"We want to give the missionary some money to-day or to-morrow to carry away with him. Who has any ready now?"

Cyril's countenance fell. He was a great spendthrift, and money slipped through his fingers almost as soon as it came into his possession.

"My pocket-money's all gone," he sighed, half aloud, half to himself; then nudging his younger brother, "Don, you always have some: won't you lend me a little?"

"No," said Mr. Keith, "you are not to go into debt, even from a good motive. After this, set aside the Lord's tenth of all your money as soon as it comes into your hands, and use that portion scrupulously for him in giving to the church and the poor. And, my son, I want you to form the habit of laying by a little for your own future needs. You will be a poor man if you spend all your money as fast as you get it."

"I don't," remarked Don complacently; "I save 'most all I get."

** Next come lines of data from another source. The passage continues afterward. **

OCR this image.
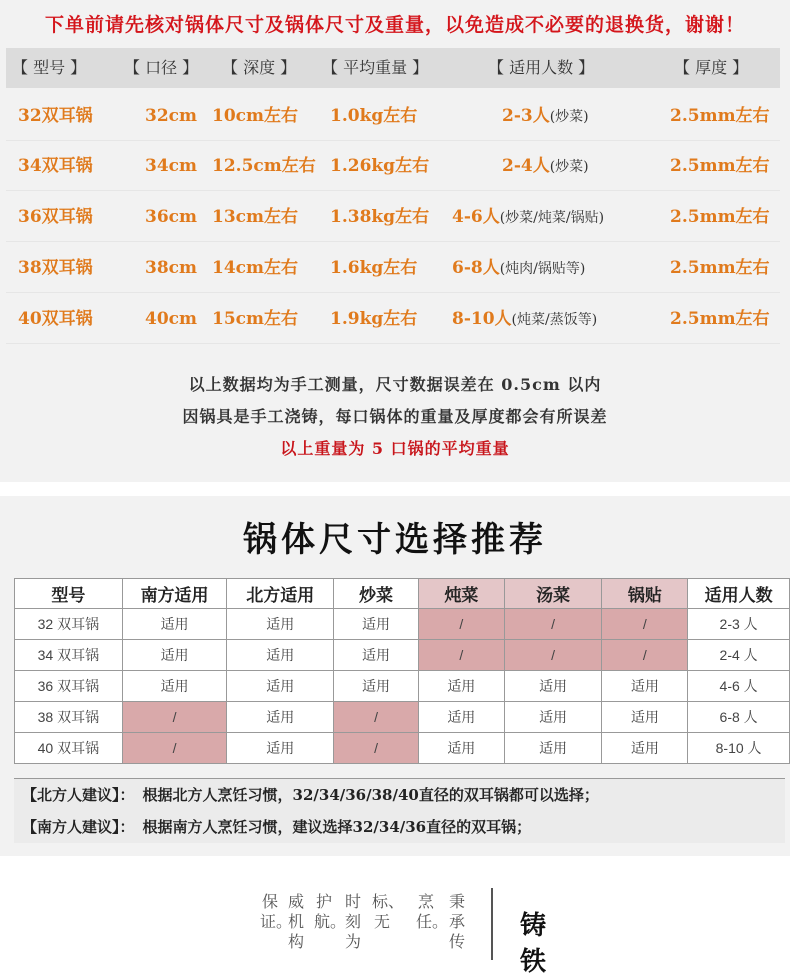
下单前请先核对锅体尺寸及锅体尺寸及重量，以免造成不必要的退换货，谢谢！
【 型号 】 【 口径 】 【 深度 】 【 平均重量 】	【 适用人数 】	【 厚度 】
32双耳锅	32cm 10cm左右 1.0kg左右	2-3人(炒菜)	2.5mm左右
34双耳锅	34cm 12.5cm左右 1.26kg左右	2-4人(炒菜)	2.5mm左右
36双耳锅	36cm 13cm左右 1.38kg左右 4-6人(炒菜/炖菜/锅贴)	2.5mm左右
38双耳锅	38cm 14cm左右 1.6kg左右 6-8人(炖肉/锅贴等)	2.5mm左右
40双耳锅	40cm 15cm左右 1.9kg左右 8-10人(炖菜/蒸饭等)	2.5mm左右
以上数据均为手工测量，尺寸数据误差在 0.5cm 以内
因锅具是手工浇铸，每口锅体的重量及厚度都会有所误差
以上重量为 5 口锅的平均重量
锅体尺寸选择推荐
型号	南方适用	北方适用	炒菜	炖菜	汤菜	锅贴	适用人数
32 双耳锅	适用	适用	适用	/	/	/	2-3 人
34 双耳锅	适用	适用	适用	/	/	/	2-4 人
36 双耳锅	适用	适用	适用	适用	适用	适用	4-6 人
38 双耳锅	/	适用	/	适用	适用	适用	6-8 人
40 双耳锅	/	适用	/	适用	适用	适用	8-10 人
【北方人建议】： 根据北方人烹饪习惯，32/34/36/38/40直径的双耳锅都可以选择；
【南方人建议】： 根据南方人烹饪习惯，建议选择32/34/36直径的双耳锅；
保证。
威机构
护航。
时刻为
标、无
烹任。
秉承传
铸铁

"Ah, yes, my boy, I know that, and often feel troubled about my youngest son lest he should become a hard, grasping, miserly man, loving and hoarding money for its own sake. Do you know that that is as truly idolatry as the bowing down of the heathen to images of wood and stone?"

"Is it, father?" murmured the little lad, his face crimsoning, and the tears starting to his eyes.

"It is indeed, Don; and so a worse fault than Cyril's foolish spending, bad as that is. The Bible bids us mortify 'covetousness, which is idolatry.'"

"Try, both of you, to save in order 'to have to give to him that needeth,' and to 'provide things honest in the sight of all men.' We must first pay to the Lord his tenth, then to our fellow-men what we honestly owe them; after that give to the needy what we feel able to spare from our store. Not pull down our barns and build greater, there to bestow our surplus goods, while we take our ease, eat, drink, and be merry, and neglect to relieve the distress and suffering of the poor and needy."